Tom: But they were something that Jesus commanded us to do—if we love Him, “keep my commandments,” not for salvation but to please Him. There were a lot of things that we do, that we recognize from the scripture that we want to do to honor Christ and to please Him.
Dave: So Paul says it this way: “As often as you eat this bread and drink this cup…” Oh, well wait a minute! I’ve got to go back to find the cup that Paul drank out of? This was the Holy Grail….
Tom: Right. That’d make a good movie, Dave.
Dave: Yeah, I’ve got to fine that cup. There’s some power in that cup. When He says “this” cup, He means—it’s not the tea that you drink at home, it’s not the grape juice, or the Coca-Cola, or whatever, but it is this cup that you take in remembrance of Christ. That’s what He’s talking about. This cup. So, He took the cup, He passed it, and so forth. I think this is what He’s talking about.
Tom: Yeah, I want to step it up just a little bit, because there are some things that we do consider. You make a great point that these ordinances are not efficacious in themselves, because once you start believing that, then we begin to mystify this. Then we start to bring in things—the presence of Christ, and the elements become His actual body and His actual blood, His soul and divinity, and so on. That’s not what the scriptures teach.

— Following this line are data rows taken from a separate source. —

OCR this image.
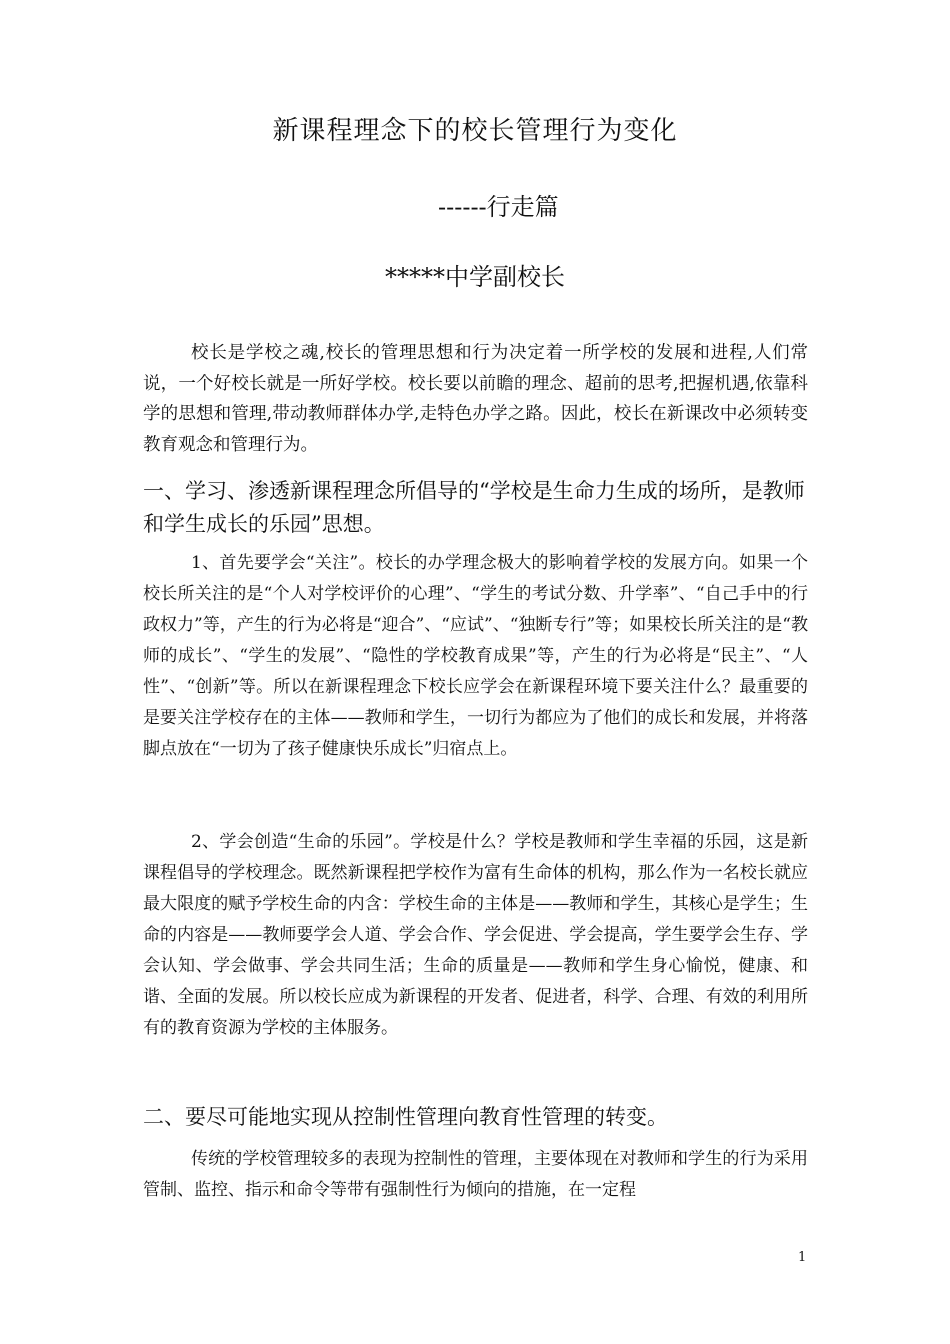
新课程理念下的校长管理行为变化
------行走篇
*****中学副校长

校长是学校之魂,校长的管理思想和行为决定着一所学校的发展和进程,人们常说，一个好校长就是一所好学校。校长要以前瞻的理念、超前的思考,把握机遇,依靠科学的思想和管理,带动教师群体办学,走特色办学之路。因此，校长在新课改中必须转变教育观念和管理行为。

一、学习、渗透新课程理念所倡导的“学校是生命力生成的场所，是教师和学生成长的乐园”思想。

1、首先要学会“关注”。校长的办学理念极大的影响着学校的发展方向。如果一个校长所关注的是“个人对学校评价的心理”、“学生的考试分数、升学率”、“自己手中的行政权力”等，产生的行为必将是“迎合”、“应试”、“独断专行”等；如果校长所关注的是“教师的成长”、“学生的发展”、“隐性的学校教育成果”等，产生的行为必将是“民主”、“人性”、“创新”等。所以在新课程理念下校长应学会在新课程环境下要关注什么？最重要的是要关注学校存在的主体——教师和学生，一切行为都应为了他们的成长和发展，并将落脚点放在“一切为了孩子健康快乐成长”归宿点上。

2、学会创造“生命的乐园”。学校是什么？学校是教师和学生幸福的乐园，这是新课程倡导的学校理念。既然新课程把学校作为富有生命体的机构，那么作为一名校长就应最大限度的赋予学校生命的内含：学校生命的主体是——教师和学生，其核心是学生；生命的内容是——教师要学会人道、学会合作、学会促进、学会提高，学生要学会生存、学会认知、学会做事、学会共同生活；生命的质量是——教师和学生身心愉悦，健康、和谐、全面的发展。所以校长应成为新课程的开发者、促进者，科学、合理、有效的利用所有的教育资源为学校的主体服务。

二、要尽可能地实现从控制性管理向教育性管理的转变。

传统的学校管理较多的表现为控制性的管理，主要体现在对教师和学生的行为采用管制、监控、指示和命令等带有强制性行为倾向的措施，在一定程

1
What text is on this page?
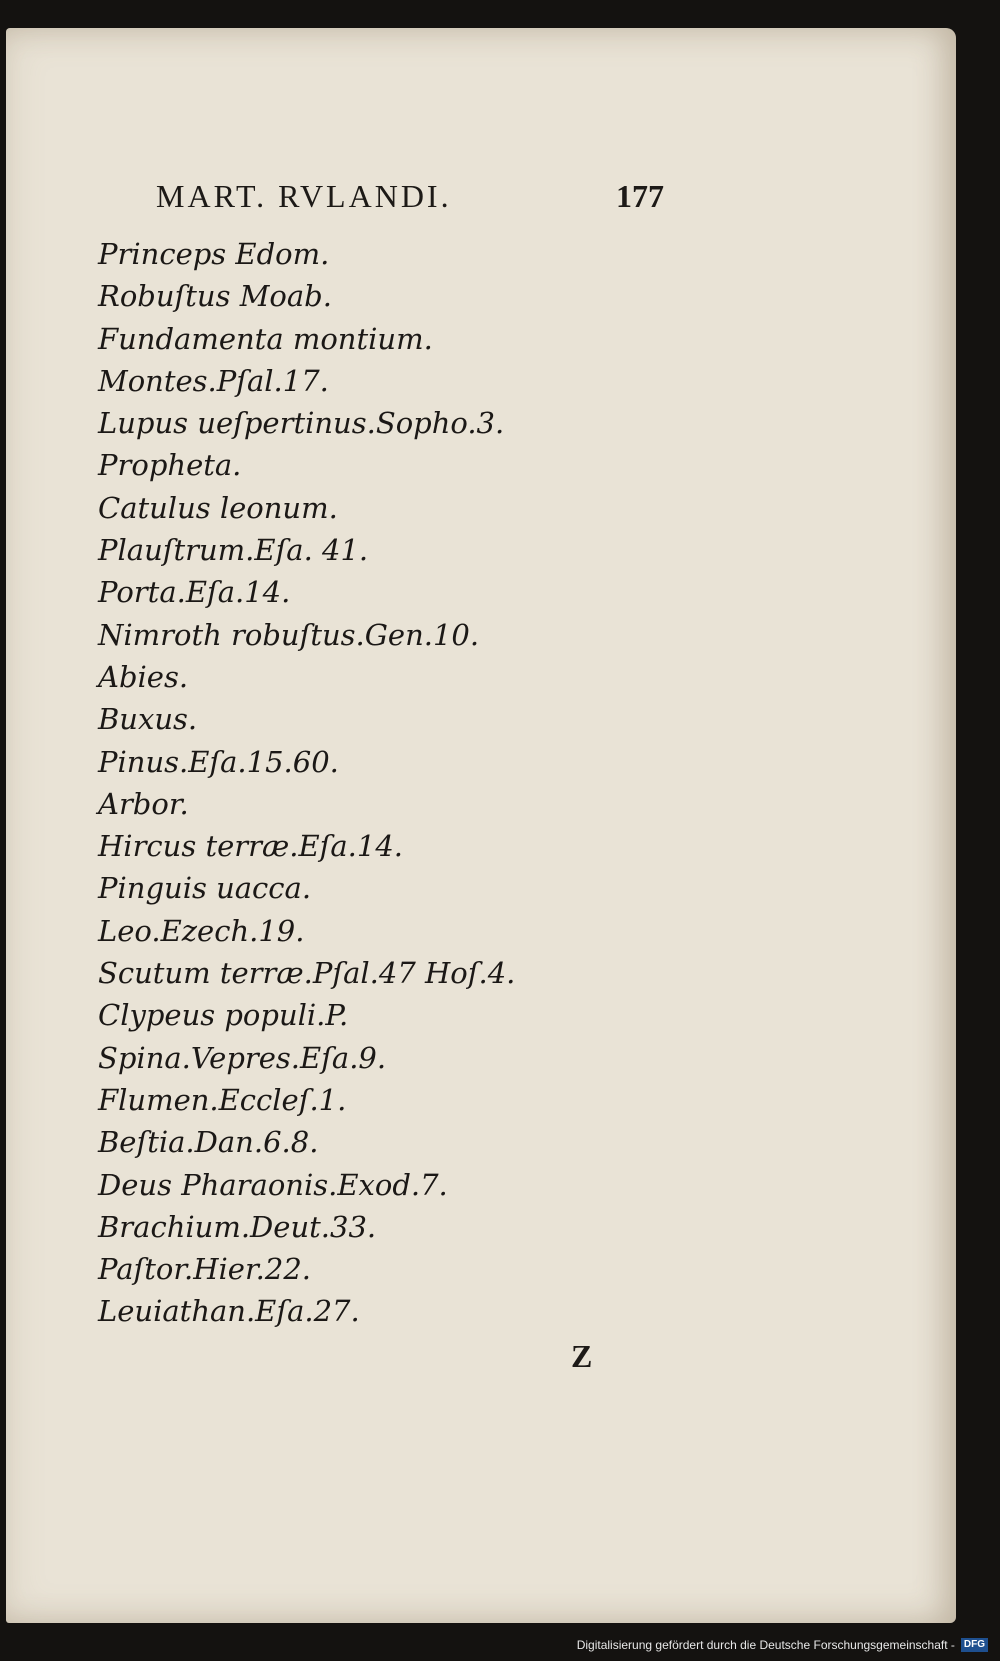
MART. RVLANDI.	177
Princeps Edom.
Robuſtus Moab.
Fundamenta montium.
Montes.Pſal.17.
Lupus ueſpertinus.Sopho.3.
Propheta.
Catulus leonum.
Plauſtrum.Eſa. 41.
Porta.Eſa.14.
Nimroth robuſtus.Gen.10.
Abies.
Buxus.
Pinus.Eſa.15.60.
Arbor.
Hircus terræ.Eſa.14.
Pinguis uacca.
Leo.Ezech.19.
Scutum terræ.Pſal.47 Hoſ.4.
Clypeus populi.P.
Spina.Vepres.Eſa.9.
Flumen.Eccleſ.1.
Beſtia.Dan.6.8.
Deus Pharaonis.Exod.7.
Brachium.Deut.33.
Paſtor.Hier.22.
Leuiathan.Eſa.27.
Z
Digitalisierung gefördert durch die Deutsche Forschungsgemeinschaft - DFG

But my concern here is, going back to baptism—for example, someone says, “Well, I’m just going to be sprinkled. Yes, I believe in believer’s baptism.” Now, we could take issue with that, couldn’t we? Because, the symbology, the representation is dying with Christ.
Dave: It’s pretty clear—and, again, we’re not going to quarrel. I have friends who sprinkled—they believe in that and so forth. So, I’m not going to quarrel with them, but if I want to go by the Bible, when, for example, Philip baptized the Ethiopian it says, “They went down both of them together into the water.” When Jesus’s disciples baptized, when John baptized—Jesus went into the water. When He came up out of the water it says in John 3 that “His disciples were baptizing in Enum, near Salem, because there was much water there. You don’t have to have much water if all you have to do is put a damp hand on someone or sprinkle a little water over them.
So, it’s very clear, and, as you said, “It’s a symbol, it’s a reminder, that we have been crucified with Christ; we have been buried. You don’t sprinkle some dirt on a dead man, you bury them. So that is very clear from the scriptures.
Now, somebody wants to quarrel with that and they say, “Well, it’s okay,” and so forth, I’m not going to argue with them or break fellowship with them over that.
Tom: It has nothing to do with salvation.
Dave: No. Right. I think they’re not following the scriptures. But, as you said, we’ve got to be very careful that the power of God, spiritual power, is not ministered through a sacrament. Where is the power? The power is in the blood of Christ that was shed upon the cross. The power is in His death as He paid the penalty for our sins. I want to remember Him. Now, let me remember Him in the best way that I can. Now, the power is in the fact that I’ve been crucified with Christ. I’ve died with Him! Been buried, and risen again, with Christ!
Well, then, I think that going into the “waters of death,” where I would be dead if I stayed there, and coming out, that symbolizes it better, but I’m not going to quarrel with someone. On the other hand, I will point out that infant baptism is not going to do it, because it’s very clear in the scriptures—believers’ baptism…the Ethiopian asked Philip, “What doth hinder me to be baptized?” He said, “If you believe, with all your heart, you may be.”
So, salvation is not in baptism, but it’s in our faith in Christ, and these other things are symbolic of what Christ did for us on the Cross.